The first pictures of police digging in relation to the Moors murders have emerged.
A reporter from The Oldham Times' sister paper The Telegraph and Argus visited Saddleworth Moor this afternoon - there he photographed a single police forensic tent in the wilderness, as well as several force vehicles at the scene and captured video from the scene.
READ MORE: Police digging for Moors murder victim Keith Bennett
It comes after news broke this afternoon that police were exploring part of the moorland after a skull was found.
Greater Manchester Police confirmed at 1.44pm today that it has launched an investigation following a tip off yesterday afternoon from an author researching the murder of Keith Bennett.
Bennett was a 12-year-old was a victim of the Moors murders - carried out by Ian Brady and Myra Hindley in the sixties.

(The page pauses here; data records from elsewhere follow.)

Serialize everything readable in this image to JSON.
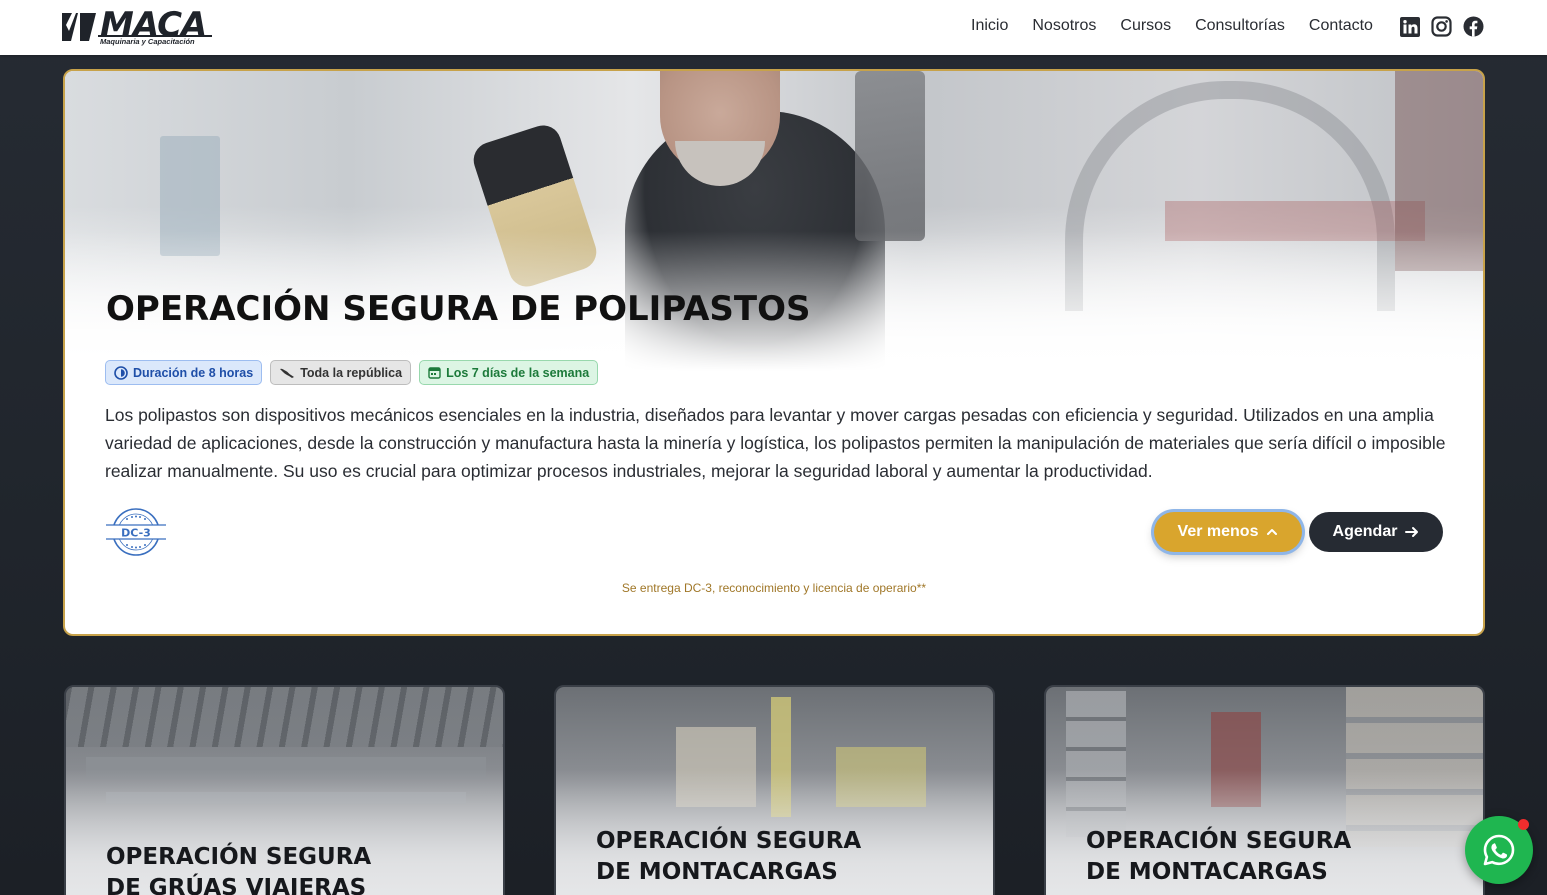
{
  "brand": {
    "name": "MACA",
    "tagline": "Maquinaria y Capacitación"
  },
  "nav": {
    "items": [
      {
        "label": "Inicio"
      },
      {
        "label": "Nosotros"
      },
      {
        "label": "Cursos"
      },
      {
        "label": "Consultorías"
      },
      {
        "label": "Contacto"
      }
    ],
    "socials": [
      "linkedin-icon",
      "instagram-icon",
      "facebook-icon"
    ]
  },
  "featured_course": {
    "title": "OPERACIÓN SEGURA DE POLIPASTOS",
    "badges": [
      {
        "label": "Duración de 8 horas",
        "icon": "clock-icon",
        "color": "#1f4fa8"
      },
      {
        "label": "Toda la república",
        "icon": "map-icon",
        "color": "#333333"
      },
      {
        "label": "Los 7 días de la semana",
        "icon": "calendar-icon",
        "color": "#1c7a3a"
      }
    ],
    "description": "Los polipastos son dispositivos mecánicos esenciales en la industria, diseñados para levantar y mover cargas pesadas con eficiencia y seguridad. Utilizados en una amplia variedad de aplicaciones, desde la construcción y manufactura hasta la minería y logística, los polipastos permiten la manipulación de materiales que sería difícil o imposible realizar manualmente. Su uso es crucial para optimizar procesos industriales, mejorar la seguridad laboral y aumentar la productividad.",
    "seal_text": "DC-3",
    "less_button": "Ver menos",
    "schedule_button": "Agendar",
    "footnote": "Se entrega DC-3, reconocimiento y licencia de operario**"
  },
  "courses": [
    {
      "title": "OPERACIÓN SEGURA DE GRÚAS VIAJERAS"
    },
    {
      "title": "OPERACIÓN SEGURA DE MONTACARGAS"
    },
    {
      "title": "OPERACIÓN SEGURA DE MONTACARGAS"
    }
  ],
  "colors": {
    "accent": "#d9a52d",
    "dark": "#262b33",
    "whatsapp": "#1fb650"
  }
}
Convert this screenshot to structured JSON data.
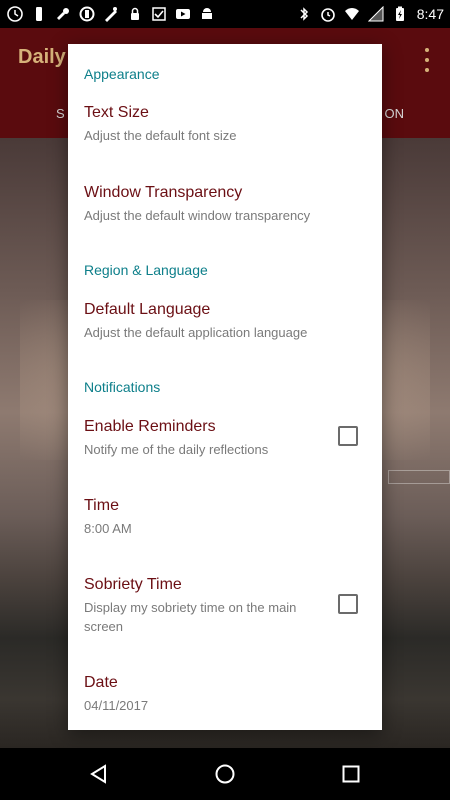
{
  "status_bar": {
    "time": "8:47",
    "left_icons": [
      "clock-icon",
      "phone-icon",
      "wrench-icon",
      "circle-icon",
      "app-icon",
      "lock-icon",
      "check-icon",
      "youtube-icon",
      "android-icon"
    ],
    "right_icons": [
      "bluetooth-icon",
      "alarm-icon",
      "wifi-icon",
      "signal-icon",
      "battery-icon"
    ]
  },
  "app": {
    "title": "Daily",
    "tab_left": "S",
    "tab_right": "ON"
  },
  "dialog": {
    "appearance": {
      "section": "Appearance",
      "text_size_title": "Text Size",
      "text_size_summary": "Adjust the default font size",
      "transparency_title": "Window Transparency",
      "transparency_summary": "Adjust the default window transparency"
    },
    "region": {
      "section": "Region & Language",
      "language_title": "Default Language",
      "language_summary": "Adjust the default application language"
    },
    "notifications": {
      "section": "Notifications",
      "reminders_title": "Enable Reminders",
      "reminders_summary": "Notify me of the daily reflections",
      "time_title": "Time",
      "time_value": "8:00 AM",
      "sobriety_title": "Sobriety Time",
      "sobriety_summary": "Display my sobriety time on the main screen",
      "date_title": "Date",
      "date_value": "04/11/2017"
    }
  },
  "colors": {
    "app_bar": "#5a0b0e",
    "section_text": "#0d7f8a",
    "title_text": "#6b0f14"
  }
}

But he is the only victim who has never been found, as Brady and Hindley never revealed where he was buried.
The 12-year-old was last seen on June 16, 1964, when he left his family home to stay with his grandmother.
The Daily Mail reported that the skull is believed to be that of a child aged around 12.
Brady and Hindley murdered five children between July 1963 and October 1965 and extensive searches of the Moors led to the bodies of Pauline Reade, 16, John Kilbride, 12 and Lesley Ann Downey, 10, being found.
However, Bennett's was not found and searches for him stalled following the death of Brady in 2017.